Summarizing the key points of the Macquarie Research quant factor study:
  • Composite factors tend to work better than any of the factors based on individual scores. This is partly because of diversification benefits. The five RavenPack sentiment scores tend to have high, but not perfect, correlations. Also, each score has reasonable predictive power in its own right. So as a result, a composite factor is able to pick up some diversification benefits.
  • Relevance-weighted factors tend to have better performance than unweighted factors. Articles with a high relevance score are better at capturing news sentiment specific to a particular company. So weighting each sentiment score by the relevance score should enhance the predictive power of the factors.
  • Recent performance of news sentiment was excellent through the credit crisis – a time when many familiar quant factors have struggled (Fig. 33, below). More specifically, news sentiment-based quant factors account for 31 of the top 50 quant factors by average rank Information Coefficient (IC). Macquarie suggest this is because through the severe market dislocation, investors lost faith in the company fundamentals upon which many traditional quant factors are based. For example, investors stopped trusting not only factors based on sell-side analyst forecasts (eg, earnings revisions, forward PER), but also factors that could be clouded by uncertain asset values (eg, price/book, ROA).

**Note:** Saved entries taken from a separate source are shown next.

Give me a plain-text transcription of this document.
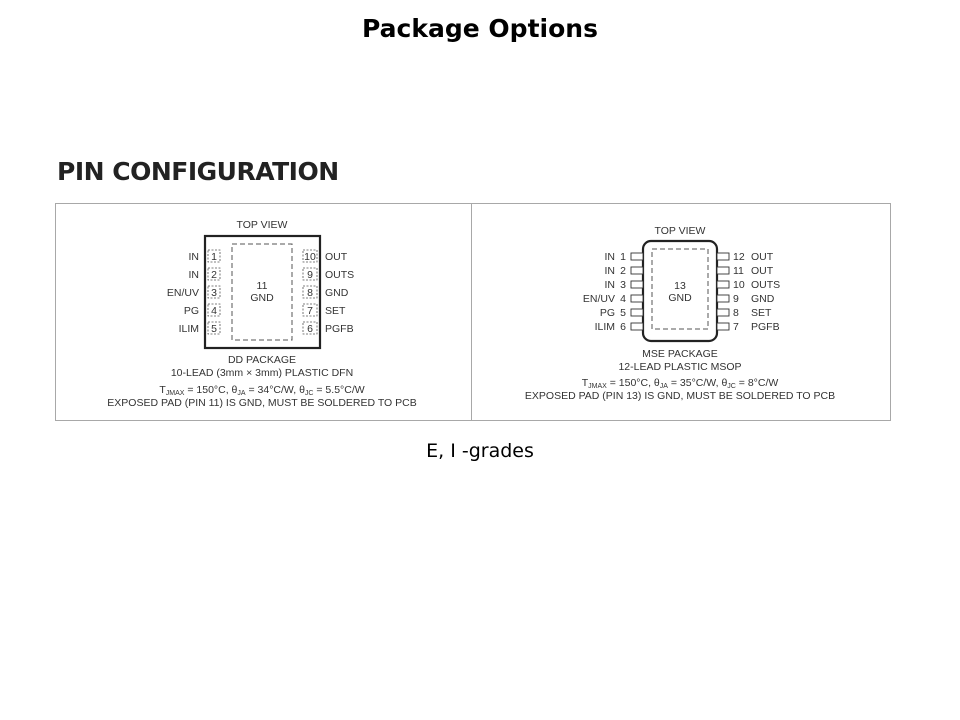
Package Options
PIN CONFIGURATION
TOP VIEW
11
GND
1
IN
2
IN
3
EN/UV
4
PG
5
ILIM
10 OUT
9 OUTS
8 GND
7 SET
6 PGFB
DD PACKAGE
10-LEAD (3mm × 3mm) PLASTIC DFN
TJMAX = 150°C, θJA = 34°C/W, θJC = 5.5°C/W
EXPOSED PAD (PIN 11) IS GND, MUST BE SOLDERED TO PCB
TOP VIEW
13
GND
1
IN
2
IN
3
IN
4
EN/UV
5
PG
6
ILIM
12 OUT
11 OUT
10 OUTS
9 GND
8 SET
7 PGFB
MSE PACKAGE
12-LEAD PLASTIC MSOP
TJMAX = 150°C, θJA = 35°C/W, θJC = 8°C/W
EXPOSED PAD (PIN 13) IS GND, MUST BE SOLDERED TO PCB
E, I -grades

  • Just being in the news is a positive sign. This is seen in the fact that a simple count of the number of news articles (irrespective of whether they are positive or negative) actually has positive predictive power. This is more pronounced in the monthly backtests. Marcquarie argues that further research is needed addressing this issue because the academic literature has been inconclusive on whether news coverage is positive or negative for stock returns. Another issue here is a potential size bias. Buying stocks with lots of news stories is similar to buying large cap names, because of the correlation between size and the number of stories.
  • Rebalancing frequency is important. The weekly and monthly results are similar, but there are also some significant differences. In general, count-based factors tend to outperform average-based factors in the monthly backtests. However, the weekly results are opposite. This raises interesting questions about the information decay rate of different components of news sentiment. For example, does the ‘attention effect’ of just being in the news persist longer than the directional aspect (ie, positive or negative sentiment) of the article? Again, Macquarie suggests that further research is needed adressing this issue.
  • Is data mining a potential problem? According to Macquarie, the short answer is yes. Whenever testing a large number of factors, some will almost certainly give good performance purely due to random chance. How can one tell if this is the case here?
Macquarie argues that there are a few aspects to the results that give them some comfort. First, the majority of results have the signs that they would expect. For example, the count of negative stories for four of the five sentiment scores has a negative (IC) in the weekly backtests, which makes sense because one would expect that stocks with a large number of negative stories would underperform. Second, there is a consistency of performance across factors derived from the five news sentiment score, despite the fact that the factors actually have a reasonable low correlation. Again, this provides some confidence that the results are not purely the result of spurious data variation.


In my next blog posting, I will make reference to some interesting findings by Macquarie looking into the correlations between news sentiment-based quant factors and the more traditional quant factors. This is obviously important since quants are not only interested in positive ICs, but also how it correlates with other factors - otherwise there is little benefit from adding it to a multifactor model.